At least in its presentation, Droppin’ Science: Greatest Samples From the Blue Note Lab suggests yet another appeal to hip-hop genealogists, the kind of people who obsess over The-Breaks.com and are diligent readers of Oliver Wang’s blog. But this is not your run-of-the-mill “roots of rap” or “best breakbeats” compilation, and not just because you won’t find “Impeach the President” (which has been, according to The-Breaks, sampled in 116 different rap songs) or James Brown’s “Funky Drummer” (181 songs). A few songs on the album have been tapped for use only once, and more than half of these songs bear relevance solely to the early-’90s conscious-rap movement and groups like De La Soul and A Tribe Called Quest. The people who put together the compilation seem to be aware that the greatest samples often don’t come from the greatest songs—a fact that often gets overlooked in the obsession over hip-hop’s antecedents; quality and uniqueness, more than propensity to be sampled, seems to have driven the song selection here. Have you ever actually listened to “Impeach the President”? The sparse drumbeats, subtle groove, and the tepidly sung chorus make an only half-hearted call for revolutionary regime change. If you want to rile somebody up, better to play them Wu-Tang’s “Wu Tang Clan Ain’t Nothing to Fuck Wit,” which samples “Impeach the President” but is eons more memorable than its ancestor.

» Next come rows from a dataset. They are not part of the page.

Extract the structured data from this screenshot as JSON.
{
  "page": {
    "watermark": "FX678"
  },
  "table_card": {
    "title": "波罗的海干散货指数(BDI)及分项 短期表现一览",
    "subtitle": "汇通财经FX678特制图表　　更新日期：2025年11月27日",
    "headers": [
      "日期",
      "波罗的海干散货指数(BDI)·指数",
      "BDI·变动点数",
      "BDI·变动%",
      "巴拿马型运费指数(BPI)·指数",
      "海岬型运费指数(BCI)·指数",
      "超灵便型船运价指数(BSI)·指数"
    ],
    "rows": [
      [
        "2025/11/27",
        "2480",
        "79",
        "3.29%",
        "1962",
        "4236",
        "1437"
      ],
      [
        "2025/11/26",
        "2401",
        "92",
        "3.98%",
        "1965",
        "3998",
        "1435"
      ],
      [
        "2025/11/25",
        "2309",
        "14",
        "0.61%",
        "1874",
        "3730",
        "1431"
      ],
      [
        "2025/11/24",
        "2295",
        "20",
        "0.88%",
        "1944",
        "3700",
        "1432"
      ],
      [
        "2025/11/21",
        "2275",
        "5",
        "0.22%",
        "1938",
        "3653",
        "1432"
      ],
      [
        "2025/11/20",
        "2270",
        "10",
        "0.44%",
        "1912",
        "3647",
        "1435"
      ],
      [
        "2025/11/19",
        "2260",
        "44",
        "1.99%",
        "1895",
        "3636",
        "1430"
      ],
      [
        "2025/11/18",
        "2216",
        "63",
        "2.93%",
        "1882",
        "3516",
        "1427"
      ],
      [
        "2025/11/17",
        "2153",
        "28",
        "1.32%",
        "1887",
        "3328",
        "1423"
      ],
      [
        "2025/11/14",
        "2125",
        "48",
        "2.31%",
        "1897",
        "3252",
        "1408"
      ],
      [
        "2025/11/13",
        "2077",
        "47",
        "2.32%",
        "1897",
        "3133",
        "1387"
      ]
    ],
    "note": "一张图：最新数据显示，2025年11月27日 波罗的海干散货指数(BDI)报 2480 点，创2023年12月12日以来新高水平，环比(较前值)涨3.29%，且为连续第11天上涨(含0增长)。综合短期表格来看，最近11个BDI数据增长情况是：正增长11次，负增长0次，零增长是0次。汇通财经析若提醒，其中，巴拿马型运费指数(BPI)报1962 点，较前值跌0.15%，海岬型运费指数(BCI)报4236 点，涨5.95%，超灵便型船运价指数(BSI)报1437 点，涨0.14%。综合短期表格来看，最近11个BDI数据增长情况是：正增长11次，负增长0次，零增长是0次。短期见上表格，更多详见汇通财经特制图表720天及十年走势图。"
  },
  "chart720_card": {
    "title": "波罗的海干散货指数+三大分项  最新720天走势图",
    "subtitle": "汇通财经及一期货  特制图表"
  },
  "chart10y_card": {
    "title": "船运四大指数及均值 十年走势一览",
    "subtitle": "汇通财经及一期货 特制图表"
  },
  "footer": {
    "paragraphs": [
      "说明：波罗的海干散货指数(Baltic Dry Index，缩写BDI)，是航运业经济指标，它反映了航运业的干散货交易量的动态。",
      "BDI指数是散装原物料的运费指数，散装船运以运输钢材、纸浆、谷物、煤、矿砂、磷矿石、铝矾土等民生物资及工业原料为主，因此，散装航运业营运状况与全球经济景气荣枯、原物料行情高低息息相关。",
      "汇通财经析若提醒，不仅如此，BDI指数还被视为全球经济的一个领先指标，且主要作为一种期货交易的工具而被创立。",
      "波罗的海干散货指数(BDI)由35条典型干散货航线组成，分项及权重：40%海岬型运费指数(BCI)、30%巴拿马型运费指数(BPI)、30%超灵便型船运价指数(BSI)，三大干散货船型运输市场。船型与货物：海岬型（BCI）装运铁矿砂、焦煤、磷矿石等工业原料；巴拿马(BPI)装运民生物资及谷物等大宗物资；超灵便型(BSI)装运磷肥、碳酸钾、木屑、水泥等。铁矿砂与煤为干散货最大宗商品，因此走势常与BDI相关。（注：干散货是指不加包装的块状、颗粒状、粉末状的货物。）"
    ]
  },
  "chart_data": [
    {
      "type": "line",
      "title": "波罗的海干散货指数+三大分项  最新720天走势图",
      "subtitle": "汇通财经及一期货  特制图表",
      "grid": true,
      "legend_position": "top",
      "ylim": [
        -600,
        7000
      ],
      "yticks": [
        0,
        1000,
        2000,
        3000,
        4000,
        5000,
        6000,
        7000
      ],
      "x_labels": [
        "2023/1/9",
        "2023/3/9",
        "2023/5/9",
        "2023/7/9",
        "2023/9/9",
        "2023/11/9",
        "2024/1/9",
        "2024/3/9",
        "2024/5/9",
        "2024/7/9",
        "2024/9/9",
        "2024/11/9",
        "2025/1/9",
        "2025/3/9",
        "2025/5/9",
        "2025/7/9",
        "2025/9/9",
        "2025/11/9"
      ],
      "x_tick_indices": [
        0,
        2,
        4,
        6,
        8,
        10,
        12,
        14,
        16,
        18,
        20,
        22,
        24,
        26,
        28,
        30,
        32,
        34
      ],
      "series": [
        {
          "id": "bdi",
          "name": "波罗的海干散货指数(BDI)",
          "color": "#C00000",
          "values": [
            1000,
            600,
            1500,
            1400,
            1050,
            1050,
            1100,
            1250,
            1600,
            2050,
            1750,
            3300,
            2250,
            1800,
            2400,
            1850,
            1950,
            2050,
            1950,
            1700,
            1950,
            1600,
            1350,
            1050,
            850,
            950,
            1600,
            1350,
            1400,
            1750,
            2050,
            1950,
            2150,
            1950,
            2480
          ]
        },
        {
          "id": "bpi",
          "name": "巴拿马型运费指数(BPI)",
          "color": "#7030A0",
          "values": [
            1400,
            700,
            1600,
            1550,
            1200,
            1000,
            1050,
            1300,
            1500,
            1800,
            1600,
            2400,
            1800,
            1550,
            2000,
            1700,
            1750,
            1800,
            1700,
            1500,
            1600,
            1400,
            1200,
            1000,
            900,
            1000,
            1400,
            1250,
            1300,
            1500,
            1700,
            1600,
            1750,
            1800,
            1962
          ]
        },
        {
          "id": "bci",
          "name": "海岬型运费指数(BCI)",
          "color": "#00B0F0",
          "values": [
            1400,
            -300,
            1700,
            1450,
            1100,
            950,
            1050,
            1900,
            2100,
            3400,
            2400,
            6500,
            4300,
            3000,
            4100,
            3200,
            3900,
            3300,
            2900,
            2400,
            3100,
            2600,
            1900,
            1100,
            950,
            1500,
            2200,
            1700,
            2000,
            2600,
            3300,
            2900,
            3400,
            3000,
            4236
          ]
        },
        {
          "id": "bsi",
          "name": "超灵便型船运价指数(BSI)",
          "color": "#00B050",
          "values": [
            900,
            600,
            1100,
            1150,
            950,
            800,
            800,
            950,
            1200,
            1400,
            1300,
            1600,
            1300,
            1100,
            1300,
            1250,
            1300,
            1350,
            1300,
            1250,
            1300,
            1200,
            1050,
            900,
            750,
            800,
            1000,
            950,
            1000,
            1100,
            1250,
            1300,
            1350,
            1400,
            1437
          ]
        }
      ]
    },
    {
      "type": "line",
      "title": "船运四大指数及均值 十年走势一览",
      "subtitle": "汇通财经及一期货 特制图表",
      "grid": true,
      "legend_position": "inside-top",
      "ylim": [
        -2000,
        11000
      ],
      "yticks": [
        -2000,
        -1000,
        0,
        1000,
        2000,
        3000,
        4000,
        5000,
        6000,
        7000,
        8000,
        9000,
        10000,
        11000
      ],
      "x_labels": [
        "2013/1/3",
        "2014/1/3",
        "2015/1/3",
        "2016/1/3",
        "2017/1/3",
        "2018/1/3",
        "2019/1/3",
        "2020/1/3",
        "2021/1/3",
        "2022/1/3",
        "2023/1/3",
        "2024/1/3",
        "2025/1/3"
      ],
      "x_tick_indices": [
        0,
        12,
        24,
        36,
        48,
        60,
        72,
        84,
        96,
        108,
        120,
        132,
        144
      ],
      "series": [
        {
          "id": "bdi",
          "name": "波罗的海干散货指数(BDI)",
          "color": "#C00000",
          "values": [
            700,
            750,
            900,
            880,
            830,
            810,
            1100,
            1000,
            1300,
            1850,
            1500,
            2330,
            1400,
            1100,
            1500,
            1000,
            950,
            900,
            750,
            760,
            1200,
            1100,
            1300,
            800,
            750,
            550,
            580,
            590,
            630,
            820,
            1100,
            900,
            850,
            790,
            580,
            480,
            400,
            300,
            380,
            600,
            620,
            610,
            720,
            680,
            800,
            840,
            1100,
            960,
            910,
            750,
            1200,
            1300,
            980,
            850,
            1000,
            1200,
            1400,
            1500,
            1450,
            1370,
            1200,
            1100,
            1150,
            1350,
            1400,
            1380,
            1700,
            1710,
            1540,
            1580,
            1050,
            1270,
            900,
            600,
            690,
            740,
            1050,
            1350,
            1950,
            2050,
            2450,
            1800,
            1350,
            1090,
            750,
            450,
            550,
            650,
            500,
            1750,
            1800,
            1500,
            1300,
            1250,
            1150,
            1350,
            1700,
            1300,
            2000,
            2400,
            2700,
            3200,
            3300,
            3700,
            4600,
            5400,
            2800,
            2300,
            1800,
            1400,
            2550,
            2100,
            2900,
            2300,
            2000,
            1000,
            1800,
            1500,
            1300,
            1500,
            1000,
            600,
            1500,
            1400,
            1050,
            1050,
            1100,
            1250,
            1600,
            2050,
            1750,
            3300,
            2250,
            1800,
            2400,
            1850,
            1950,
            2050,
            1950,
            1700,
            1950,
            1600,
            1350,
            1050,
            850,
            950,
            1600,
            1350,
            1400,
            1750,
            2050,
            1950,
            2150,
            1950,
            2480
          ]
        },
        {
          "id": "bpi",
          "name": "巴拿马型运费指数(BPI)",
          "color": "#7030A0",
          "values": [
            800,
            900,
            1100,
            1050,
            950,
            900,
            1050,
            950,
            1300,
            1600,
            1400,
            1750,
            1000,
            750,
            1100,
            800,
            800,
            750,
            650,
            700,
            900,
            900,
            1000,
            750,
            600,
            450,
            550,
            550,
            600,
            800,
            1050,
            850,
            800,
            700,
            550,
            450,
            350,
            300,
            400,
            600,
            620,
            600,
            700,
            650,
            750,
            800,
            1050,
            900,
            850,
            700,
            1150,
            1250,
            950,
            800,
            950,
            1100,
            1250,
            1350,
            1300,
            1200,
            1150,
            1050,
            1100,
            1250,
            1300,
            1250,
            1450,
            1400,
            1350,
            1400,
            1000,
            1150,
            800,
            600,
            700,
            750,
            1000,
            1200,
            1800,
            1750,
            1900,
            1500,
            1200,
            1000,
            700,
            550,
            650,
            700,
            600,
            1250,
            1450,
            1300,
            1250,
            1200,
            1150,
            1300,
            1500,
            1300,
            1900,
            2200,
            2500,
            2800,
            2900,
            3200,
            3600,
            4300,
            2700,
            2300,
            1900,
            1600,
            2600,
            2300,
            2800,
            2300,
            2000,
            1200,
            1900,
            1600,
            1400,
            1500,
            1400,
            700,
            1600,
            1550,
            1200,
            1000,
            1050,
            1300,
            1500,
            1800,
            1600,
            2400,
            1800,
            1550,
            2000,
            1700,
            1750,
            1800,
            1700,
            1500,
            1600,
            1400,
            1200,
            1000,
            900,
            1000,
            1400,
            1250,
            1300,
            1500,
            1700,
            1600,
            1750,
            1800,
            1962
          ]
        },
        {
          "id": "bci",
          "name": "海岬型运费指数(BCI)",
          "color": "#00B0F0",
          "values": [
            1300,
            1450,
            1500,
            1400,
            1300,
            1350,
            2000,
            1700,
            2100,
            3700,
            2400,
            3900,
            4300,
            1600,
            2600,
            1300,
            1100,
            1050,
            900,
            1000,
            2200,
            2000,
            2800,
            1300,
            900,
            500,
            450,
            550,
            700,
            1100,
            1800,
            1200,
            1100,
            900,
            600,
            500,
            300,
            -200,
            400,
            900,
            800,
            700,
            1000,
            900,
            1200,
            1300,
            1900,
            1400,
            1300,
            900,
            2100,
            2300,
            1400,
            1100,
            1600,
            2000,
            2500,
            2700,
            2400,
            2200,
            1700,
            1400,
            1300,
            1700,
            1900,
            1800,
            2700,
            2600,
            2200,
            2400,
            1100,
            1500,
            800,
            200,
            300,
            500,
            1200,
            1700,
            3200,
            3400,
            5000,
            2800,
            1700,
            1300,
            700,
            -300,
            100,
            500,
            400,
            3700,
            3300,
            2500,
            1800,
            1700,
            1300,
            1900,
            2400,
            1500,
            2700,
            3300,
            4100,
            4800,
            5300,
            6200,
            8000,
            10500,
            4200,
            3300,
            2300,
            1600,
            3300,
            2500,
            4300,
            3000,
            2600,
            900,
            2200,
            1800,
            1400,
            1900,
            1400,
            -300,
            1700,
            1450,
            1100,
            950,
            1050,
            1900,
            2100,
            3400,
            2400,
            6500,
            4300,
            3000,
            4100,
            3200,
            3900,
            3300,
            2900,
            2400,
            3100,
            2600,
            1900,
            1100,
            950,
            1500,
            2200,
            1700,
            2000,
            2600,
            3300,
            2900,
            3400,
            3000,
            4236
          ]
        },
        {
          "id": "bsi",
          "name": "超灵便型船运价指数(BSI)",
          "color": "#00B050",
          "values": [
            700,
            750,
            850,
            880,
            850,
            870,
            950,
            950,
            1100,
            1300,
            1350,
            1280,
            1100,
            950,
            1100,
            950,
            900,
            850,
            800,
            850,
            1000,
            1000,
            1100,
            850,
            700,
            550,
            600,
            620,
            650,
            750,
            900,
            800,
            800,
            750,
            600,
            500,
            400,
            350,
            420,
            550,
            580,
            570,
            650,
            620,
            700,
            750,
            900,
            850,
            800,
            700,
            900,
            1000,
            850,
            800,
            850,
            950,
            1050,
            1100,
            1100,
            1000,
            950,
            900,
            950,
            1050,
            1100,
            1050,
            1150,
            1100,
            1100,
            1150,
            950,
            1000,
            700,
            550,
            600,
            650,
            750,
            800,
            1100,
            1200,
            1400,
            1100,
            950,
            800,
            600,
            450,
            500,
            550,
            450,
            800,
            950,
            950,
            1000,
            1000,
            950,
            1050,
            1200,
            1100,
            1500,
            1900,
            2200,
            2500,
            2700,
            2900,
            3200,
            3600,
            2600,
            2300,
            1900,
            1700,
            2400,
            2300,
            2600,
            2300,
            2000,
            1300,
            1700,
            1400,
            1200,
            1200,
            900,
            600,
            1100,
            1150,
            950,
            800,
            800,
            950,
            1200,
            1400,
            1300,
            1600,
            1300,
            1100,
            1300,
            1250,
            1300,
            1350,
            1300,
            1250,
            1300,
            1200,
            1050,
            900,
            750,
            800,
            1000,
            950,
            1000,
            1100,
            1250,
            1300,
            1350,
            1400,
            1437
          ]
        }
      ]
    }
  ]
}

In spite of its subtitle, then, Droppin’ Science offers more a snapshot of Blue Note history than a snapshot of hip-hop history. Once you get past the fact that the compilation doesn’t represent all of sampling culture, though, and you tune your ears away from just beat analysis and sample recognition, a great listen awaits. All of the cuts on the album originate from the late ’60s to the mid ’70s, a time when the distinctions between jazz and the rest of mainstream pop music were not nearly as delineated as they are today. Listeners who think jazz ended in 1970 will certainly enjoy discovering some of the talents on display here. Although a few well-chosen swing, smooth R&B, and cinematic big-band tracks are thrown in seemingly for diversity’s sake, it’s the cool-tempered swagger found on Ronnie Foster’s songs “Mystic Brew” (borrowed by A Tribe Called Quest for “Electric Relaxation”), Grant Green’s “Down Here on the Ground” (Tribe, again, for “Vibes & Stuff”), and Lonnie Smith’s “Spinnin’ Wheel” (Tribe, Pete Rock & C.L. Smooth, and no joke, Brian Austin Green) that provides the album’s dominant theme. Most of these bands run on the model created by Booker T. & the MGs: a tight rhythm section, sweltering B-3 organ runs, proto-funk guitar, and blustery horn ornamentals.
Forty years ago serious jazz groups were averse neither to recognizable structures (verse-chorus-verse, even without vocals) nor the covering of pop songs; Lou Donaldson’s version of the Isley Brothers’ “It’s Your Thing” rivals the MGs’ rendition of “Twist and Shout” (itself sung by the Isleys before the infamous Liverpudlians, by the way) in how it reconstitutes the original’s sexual, combustible energy into something wickedly understated and as beautiful as pure calculus. In a nod to earlier jazz eras, Joe Williams’ surly “Get Out of My Life Woman” (sampled by Kool G and Biz Markie) saunters across a track of squawking horns and tinkling keys. David Axelrod’s sweeping orchestral “The Edge” (probably the most ostentatious and instantly recognizable sample here, from Dr. Dre’s “The Next Episode”) may seem a little out of place, but listeners new to Axelroad’s cinematic visions will surely not complain once they hear it, and they should seek out the essential Axelrod at Capitol, 1966-1970.
The tracks on Droppin’ Science take us back not only to those more optimistic days of the early ’70s, post-integration and pre-urban decay, but also to the much tougher late ’80s, when producers like Prince Paul sought a sunnier, more sophisticated ambiance as a contrast to the harsh sound collages of the Bomb Squad. It makes sense why jazz with both a palpable connection to the streets and an aesthetic of an aloof intelligence sounded so good accompanying the cool-kid witticisms of Q-Tip and Guru. By informing our appreciation of those early hip-hop heroes, Droppin’ Science also points in the direction of its own voluminous back catalogue; these songs are “samples” in more ways than one.